Ainda que as empresas estejam fazendo sua parte, a presença do governo é muito

importante para incentivá-las a mudar de postura em relação ás pessoas com deficiência e

fiscalizar se a lei de cotas está sendo cumprida. O Espaço Cidadania divulgou em seu site a

fiscalização nesses 19 anos de existência da lei e seu cumprimento por estados. O Ceará sai na

frente com 13.295 pessoas inseridas no mercado de trabalho por ação fiscal, com um índice de

cumprimento da lei de 45%. O estado que menos segue a lei é Santa Catarina com 3% de

cumprimento.
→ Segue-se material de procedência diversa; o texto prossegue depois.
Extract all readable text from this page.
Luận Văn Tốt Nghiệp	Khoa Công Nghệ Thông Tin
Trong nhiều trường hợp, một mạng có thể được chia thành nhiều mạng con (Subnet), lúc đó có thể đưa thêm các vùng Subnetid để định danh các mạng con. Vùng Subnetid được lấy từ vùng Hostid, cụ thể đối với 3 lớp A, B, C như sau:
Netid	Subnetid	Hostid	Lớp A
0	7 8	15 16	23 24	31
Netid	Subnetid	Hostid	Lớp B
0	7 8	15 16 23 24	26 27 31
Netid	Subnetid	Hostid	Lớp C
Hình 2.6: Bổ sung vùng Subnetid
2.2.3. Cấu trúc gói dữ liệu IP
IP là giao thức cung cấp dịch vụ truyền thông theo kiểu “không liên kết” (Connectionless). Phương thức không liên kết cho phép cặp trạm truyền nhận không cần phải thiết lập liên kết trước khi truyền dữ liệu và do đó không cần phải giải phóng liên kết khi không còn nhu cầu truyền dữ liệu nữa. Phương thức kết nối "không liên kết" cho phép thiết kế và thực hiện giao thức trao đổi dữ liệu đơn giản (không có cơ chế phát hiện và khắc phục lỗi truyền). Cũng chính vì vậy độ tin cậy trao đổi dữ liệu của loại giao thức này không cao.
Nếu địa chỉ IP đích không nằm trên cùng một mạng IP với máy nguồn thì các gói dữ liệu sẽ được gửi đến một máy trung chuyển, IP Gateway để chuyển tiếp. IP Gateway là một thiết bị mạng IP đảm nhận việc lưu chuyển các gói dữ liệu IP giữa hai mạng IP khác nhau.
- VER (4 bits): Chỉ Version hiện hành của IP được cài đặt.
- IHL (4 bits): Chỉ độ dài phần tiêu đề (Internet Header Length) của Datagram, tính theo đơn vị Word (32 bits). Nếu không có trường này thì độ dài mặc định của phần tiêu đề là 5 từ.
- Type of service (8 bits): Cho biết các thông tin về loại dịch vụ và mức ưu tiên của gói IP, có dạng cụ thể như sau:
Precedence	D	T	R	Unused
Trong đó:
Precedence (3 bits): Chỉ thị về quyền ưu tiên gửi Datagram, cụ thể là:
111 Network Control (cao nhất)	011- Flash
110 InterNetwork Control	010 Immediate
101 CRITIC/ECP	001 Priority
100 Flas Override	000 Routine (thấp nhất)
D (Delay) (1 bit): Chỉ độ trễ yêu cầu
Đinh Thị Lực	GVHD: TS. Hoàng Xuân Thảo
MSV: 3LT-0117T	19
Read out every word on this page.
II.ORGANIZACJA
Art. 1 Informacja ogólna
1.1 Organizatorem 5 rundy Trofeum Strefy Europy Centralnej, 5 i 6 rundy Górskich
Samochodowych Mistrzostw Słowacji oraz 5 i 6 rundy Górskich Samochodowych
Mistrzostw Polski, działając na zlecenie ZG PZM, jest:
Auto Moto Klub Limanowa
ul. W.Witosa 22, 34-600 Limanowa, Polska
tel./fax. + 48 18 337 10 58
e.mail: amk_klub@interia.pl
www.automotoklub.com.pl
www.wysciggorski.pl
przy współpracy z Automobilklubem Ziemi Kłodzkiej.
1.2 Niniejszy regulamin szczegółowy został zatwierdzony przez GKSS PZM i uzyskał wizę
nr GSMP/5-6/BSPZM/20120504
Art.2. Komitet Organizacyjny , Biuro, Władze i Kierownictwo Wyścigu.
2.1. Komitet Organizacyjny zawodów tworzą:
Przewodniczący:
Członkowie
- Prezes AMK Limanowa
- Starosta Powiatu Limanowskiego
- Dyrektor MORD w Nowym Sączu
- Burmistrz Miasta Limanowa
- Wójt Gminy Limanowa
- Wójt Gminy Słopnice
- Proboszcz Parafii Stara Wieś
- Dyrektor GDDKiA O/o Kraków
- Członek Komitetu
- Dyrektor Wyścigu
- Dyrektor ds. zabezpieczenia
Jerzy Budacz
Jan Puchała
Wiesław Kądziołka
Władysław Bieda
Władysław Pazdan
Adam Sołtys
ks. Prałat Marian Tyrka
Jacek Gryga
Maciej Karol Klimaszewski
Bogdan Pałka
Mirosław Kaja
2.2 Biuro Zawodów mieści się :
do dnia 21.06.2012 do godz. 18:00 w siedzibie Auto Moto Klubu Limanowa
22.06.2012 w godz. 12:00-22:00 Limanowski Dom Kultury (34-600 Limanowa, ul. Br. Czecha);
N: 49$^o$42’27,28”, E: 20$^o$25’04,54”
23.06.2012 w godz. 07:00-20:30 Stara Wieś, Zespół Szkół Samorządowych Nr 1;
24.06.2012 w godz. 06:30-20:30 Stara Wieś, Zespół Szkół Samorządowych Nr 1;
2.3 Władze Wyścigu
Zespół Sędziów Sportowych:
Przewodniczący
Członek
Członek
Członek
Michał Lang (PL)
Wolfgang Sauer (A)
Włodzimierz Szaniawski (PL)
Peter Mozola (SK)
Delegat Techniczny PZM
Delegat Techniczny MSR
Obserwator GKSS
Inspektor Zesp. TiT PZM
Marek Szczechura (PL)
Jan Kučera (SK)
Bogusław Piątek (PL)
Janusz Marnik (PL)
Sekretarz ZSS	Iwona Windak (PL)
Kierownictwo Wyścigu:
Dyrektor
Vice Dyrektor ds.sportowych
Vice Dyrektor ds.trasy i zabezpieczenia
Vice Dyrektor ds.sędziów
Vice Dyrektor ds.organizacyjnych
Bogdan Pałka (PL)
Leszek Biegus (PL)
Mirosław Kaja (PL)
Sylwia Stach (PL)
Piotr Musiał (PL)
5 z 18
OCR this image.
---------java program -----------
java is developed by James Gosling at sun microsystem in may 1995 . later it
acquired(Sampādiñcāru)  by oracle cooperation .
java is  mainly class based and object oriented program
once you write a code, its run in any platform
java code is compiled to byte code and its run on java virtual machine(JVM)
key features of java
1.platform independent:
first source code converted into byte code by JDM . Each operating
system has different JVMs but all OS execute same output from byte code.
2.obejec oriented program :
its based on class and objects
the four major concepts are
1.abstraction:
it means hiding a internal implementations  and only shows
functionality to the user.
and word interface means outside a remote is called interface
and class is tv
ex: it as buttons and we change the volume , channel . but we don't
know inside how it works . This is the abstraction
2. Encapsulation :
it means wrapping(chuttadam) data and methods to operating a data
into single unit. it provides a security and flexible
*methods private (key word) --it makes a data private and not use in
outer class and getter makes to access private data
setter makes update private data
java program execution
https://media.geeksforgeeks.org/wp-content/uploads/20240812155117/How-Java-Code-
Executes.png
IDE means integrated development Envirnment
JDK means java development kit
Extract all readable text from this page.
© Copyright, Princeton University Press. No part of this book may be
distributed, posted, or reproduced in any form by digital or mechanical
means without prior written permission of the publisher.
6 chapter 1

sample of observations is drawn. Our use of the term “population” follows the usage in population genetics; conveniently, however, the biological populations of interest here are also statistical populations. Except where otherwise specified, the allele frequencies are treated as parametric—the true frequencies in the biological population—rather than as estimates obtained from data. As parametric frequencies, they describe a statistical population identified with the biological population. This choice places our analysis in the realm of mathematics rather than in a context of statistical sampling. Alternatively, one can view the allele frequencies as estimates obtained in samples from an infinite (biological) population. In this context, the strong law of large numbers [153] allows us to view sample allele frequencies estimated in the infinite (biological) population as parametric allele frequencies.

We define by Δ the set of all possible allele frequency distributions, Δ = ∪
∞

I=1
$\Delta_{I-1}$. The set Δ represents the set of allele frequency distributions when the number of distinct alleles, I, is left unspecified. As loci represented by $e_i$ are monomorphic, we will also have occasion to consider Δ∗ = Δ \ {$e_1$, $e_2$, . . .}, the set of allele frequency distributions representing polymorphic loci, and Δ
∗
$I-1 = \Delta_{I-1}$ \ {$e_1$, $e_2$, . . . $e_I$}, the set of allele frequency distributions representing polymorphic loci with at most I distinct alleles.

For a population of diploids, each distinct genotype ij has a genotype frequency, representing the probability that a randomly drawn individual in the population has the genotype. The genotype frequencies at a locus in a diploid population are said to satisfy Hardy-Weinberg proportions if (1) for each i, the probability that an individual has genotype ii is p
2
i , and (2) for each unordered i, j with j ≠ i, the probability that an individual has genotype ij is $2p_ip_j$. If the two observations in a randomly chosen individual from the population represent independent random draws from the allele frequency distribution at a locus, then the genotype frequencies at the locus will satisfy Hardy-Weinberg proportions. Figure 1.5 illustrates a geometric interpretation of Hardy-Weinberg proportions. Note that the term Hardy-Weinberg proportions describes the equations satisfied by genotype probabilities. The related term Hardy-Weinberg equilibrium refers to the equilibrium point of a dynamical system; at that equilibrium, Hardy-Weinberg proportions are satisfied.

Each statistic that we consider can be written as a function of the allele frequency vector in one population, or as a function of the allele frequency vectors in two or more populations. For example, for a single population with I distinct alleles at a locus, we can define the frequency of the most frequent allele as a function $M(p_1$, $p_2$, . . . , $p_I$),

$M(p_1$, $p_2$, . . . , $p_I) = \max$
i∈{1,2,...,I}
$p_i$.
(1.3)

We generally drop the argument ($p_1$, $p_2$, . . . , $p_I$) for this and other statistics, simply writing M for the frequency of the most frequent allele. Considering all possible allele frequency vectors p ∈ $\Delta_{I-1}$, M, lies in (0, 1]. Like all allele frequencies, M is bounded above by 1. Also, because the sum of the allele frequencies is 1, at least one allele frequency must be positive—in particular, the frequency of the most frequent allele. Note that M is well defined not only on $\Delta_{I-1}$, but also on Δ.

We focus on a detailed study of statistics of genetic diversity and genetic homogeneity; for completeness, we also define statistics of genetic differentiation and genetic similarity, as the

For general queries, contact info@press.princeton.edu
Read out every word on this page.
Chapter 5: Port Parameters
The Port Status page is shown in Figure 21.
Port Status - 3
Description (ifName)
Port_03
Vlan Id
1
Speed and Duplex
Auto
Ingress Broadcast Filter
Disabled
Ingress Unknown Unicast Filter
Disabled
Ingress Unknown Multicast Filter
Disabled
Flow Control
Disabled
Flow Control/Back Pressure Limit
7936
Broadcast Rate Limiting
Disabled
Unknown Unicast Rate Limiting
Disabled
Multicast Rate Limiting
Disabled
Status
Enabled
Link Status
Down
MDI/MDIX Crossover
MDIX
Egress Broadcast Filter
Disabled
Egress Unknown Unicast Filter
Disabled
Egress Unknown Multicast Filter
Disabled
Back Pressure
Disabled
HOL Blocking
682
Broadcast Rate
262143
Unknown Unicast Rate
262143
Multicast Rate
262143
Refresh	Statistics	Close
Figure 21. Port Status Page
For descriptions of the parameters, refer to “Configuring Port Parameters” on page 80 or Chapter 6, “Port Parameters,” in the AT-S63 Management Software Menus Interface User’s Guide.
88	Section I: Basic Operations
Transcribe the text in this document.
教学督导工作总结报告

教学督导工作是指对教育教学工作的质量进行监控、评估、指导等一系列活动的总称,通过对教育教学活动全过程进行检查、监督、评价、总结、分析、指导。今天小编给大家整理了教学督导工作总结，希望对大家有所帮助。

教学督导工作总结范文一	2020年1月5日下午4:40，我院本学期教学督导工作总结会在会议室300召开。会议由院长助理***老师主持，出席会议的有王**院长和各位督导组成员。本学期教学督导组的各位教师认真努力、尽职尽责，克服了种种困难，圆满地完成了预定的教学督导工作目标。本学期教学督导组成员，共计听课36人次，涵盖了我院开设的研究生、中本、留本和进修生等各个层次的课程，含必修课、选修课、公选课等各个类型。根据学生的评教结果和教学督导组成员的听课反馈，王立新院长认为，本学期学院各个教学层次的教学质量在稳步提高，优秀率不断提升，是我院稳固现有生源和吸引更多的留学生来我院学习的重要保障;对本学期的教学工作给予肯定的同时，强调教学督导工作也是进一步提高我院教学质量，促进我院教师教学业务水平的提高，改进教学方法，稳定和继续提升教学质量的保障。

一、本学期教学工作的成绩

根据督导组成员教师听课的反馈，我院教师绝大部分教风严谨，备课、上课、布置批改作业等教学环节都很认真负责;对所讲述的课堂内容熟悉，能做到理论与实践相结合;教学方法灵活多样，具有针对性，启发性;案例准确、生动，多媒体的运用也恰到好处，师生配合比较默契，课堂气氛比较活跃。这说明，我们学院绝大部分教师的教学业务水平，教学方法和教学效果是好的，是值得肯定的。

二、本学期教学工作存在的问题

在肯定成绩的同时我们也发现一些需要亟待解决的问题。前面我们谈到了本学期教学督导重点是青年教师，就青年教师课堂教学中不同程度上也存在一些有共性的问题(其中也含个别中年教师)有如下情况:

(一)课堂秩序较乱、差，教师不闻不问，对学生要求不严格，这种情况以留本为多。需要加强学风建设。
As multas aplicadas variam de um mínimo de R$ 1.329,18 ao máximo de R$

132.916,84. A Lei de Cotas é importante porque força a entrada de pessoas com deficiência no

mercado de trabalho. “É claro que o ideal não é contratar o deficiente e deixá-lo em casa como

muita empresa faz apenas para cumprir a lei, mas de qualquer forma ela está contratando”,

constata Paulo André da Cruz.

O governo parece ter delegado para iniciativa privada um dever que é dele segundo

Alex Vicintin. “A Lei de Cotas é um mecanismo de medida compensatória pelo que ele não fez

a vida inteira. Se colocar uma criança com deficiência na escola, não precisa de lei de cotas, é

automático da escola para o mercado de trabalho. O governo está fazendo alguma coisa

quando fiscaliza as empresas, forçando a entrada dessas pessoas no mercado de trabalho”. A

coordenadora do Padef, Marinalva Cruz, concorda com esta opinião. “Á medida que tiver

educação para estas pessoas, haverá mudança. Para isso é preciso começar pela acessibilidade

no transporte, poder circular nas ruas e calçadas. Profissionais de educação capacitados que

entendam as particularidades desses deficientes e mercado de trabalho e sociedade que

enxerguem suas capacidades”.

A inclusão de pessoas com deficiência no mercado de trabalho mostra que houve

motivo para celebrar o dia 3 Dezembro, dia internacional do deficiente. Em São Paulo ocorreu

a 1ª Virada Inclusiva que reuniu, somente no Vale do Anhangabaú, 3.000 pessoas. A mudança

de comportamento por parte das empresas tem evoluído. Para Claudio Ferreira, melhorou

muito a situação do mercado de trabalho para as pessoas com deficiência nos últimos anos.

Ele exemplifica o caso de seu amigo. “Ele foi contratado e ficou um tempo em casa porque a

empresa não tinha banheiro adaptado. Hoje em dia é mais difícil isto acontecer. As empresas

estão se conscientizando da capacidade dos deficientes e estão refletindo sobre suas

necessidades antes de contratá-los”.